Science professor bubbly over 'fizz'-ics
July 7, 1999
From Correspondent Marsha Walton
ATLANTA (CNN) -- Few physicists probably have as much fun as Sidney Perkowitz. But most of them aren't able to use beer as a teaching tool.
A professor at Emory University in Atlanta, Perkowitz specializes in the "fizz" in physics, the study of foam, which includes such disparate items as champagne and shaving cream.
"When you look at how it behaves, it doesn't quite behave like a liquid or like a gas or like a solid," he said. "It is something a little bit different."
Foam pops up in many forms in everyday life, from whipped cream to packing peanuts. It also takes on a more heavenly shape.
"It really seems clear on the biggest scale we can think of, the universe to some extent looks like a head of beer," he says.

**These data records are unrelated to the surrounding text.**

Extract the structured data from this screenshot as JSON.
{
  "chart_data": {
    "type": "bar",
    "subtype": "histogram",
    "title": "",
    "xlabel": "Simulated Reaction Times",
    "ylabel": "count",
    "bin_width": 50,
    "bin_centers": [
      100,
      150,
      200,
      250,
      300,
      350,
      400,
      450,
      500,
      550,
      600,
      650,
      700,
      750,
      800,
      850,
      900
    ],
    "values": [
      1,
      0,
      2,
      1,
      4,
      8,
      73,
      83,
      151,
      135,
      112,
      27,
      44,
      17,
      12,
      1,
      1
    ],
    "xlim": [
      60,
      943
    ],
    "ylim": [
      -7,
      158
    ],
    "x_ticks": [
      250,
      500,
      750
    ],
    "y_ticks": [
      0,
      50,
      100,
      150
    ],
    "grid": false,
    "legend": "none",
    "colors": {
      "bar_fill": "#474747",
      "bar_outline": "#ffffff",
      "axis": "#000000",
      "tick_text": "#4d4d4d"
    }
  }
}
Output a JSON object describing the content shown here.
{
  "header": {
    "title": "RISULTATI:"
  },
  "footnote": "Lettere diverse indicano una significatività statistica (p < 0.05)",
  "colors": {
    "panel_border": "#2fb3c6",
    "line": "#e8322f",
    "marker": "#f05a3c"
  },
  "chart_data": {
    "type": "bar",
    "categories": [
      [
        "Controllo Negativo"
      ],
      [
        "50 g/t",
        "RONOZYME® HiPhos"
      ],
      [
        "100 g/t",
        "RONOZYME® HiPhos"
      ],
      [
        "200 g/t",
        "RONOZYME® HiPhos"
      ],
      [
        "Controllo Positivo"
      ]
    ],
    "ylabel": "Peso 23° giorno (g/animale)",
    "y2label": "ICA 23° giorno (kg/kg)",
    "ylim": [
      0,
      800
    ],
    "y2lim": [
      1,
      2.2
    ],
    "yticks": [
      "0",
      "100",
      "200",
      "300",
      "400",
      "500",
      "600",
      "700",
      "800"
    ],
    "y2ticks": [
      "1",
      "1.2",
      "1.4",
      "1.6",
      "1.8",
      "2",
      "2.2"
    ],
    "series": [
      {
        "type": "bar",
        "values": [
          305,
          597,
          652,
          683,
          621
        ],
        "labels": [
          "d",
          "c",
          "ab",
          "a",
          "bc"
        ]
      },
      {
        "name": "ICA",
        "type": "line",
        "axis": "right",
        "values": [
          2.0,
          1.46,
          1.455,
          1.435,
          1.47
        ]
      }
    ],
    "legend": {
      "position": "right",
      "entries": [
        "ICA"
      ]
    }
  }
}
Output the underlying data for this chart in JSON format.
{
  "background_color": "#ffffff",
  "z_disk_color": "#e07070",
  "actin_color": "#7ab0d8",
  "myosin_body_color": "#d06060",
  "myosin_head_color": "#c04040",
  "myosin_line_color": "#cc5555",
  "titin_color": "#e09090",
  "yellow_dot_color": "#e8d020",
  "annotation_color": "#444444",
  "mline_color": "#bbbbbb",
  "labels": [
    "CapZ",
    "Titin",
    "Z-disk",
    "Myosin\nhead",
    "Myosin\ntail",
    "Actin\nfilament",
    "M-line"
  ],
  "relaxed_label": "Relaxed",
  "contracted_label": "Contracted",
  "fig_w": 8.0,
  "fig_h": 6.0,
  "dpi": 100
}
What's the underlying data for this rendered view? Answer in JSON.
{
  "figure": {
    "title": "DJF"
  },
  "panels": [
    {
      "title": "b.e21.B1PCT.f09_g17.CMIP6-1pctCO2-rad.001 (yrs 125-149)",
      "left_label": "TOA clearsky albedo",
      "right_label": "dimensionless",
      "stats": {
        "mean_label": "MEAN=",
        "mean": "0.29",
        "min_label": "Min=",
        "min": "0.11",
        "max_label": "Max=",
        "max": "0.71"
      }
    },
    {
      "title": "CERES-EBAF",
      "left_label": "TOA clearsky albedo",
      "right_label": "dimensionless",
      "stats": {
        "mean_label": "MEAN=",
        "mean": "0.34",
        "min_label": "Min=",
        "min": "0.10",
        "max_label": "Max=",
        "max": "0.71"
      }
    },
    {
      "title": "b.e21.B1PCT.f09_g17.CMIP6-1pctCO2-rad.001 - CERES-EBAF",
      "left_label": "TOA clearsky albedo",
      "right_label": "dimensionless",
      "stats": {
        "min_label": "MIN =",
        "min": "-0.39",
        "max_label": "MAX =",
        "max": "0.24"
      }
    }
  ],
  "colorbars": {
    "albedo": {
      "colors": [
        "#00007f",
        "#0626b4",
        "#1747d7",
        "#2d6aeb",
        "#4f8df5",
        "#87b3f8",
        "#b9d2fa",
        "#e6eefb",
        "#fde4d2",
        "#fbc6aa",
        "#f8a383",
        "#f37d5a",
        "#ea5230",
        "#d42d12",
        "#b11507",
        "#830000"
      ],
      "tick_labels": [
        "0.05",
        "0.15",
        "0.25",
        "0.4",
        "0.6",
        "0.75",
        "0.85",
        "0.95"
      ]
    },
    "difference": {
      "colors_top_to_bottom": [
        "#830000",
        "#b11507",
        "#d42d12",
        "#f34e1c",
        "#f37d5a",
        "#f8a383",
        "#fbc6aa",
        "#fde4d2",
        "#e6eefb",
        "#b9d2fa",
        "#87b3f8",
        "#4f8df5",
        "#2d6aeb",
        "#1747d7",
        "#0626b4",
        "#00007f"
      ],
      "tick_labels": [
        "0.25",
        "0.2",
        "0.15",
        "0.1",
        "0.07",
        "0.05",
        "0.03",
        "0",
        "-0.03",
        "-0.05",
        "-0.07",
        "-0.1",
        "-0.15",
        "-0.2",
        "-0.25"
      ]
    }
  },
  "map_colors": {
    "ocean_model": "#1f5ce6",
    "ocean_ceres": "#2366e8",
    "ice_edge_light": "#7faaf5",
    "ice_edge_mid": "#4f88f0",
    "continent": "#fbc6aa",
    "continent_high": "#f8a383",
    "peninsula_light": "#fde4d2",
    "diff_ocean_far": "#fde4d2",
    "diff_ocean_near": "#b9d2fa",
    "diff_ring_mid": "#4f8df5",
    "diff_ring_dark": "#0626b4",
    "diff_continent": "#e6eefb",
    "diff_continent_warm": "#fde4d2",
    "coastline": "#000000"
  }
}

With sparkling wine and tasty meringue on the class menu, Perkowitz's lectures are popular even with non-scientists.
"How many of you are physicists?" the professor asks. Few hands go up.
"How many of you are just regular people?" The opposite reaction takes place.
Intriguing classroom examples help explain the popularity of Perkowitz. One day, for example, he lectures on a high-tech foam called aero-gel, taken aloft on a NASA space shuttle to capture remnants of a comet.
"It is really kind of a solid foam," he said. "Just the kind of thing to stop these fast moving comet particles and bring them back to Earth.
One student gives another explanation:
"It was actually fun. The topic was fun, but he made it fun and very informative."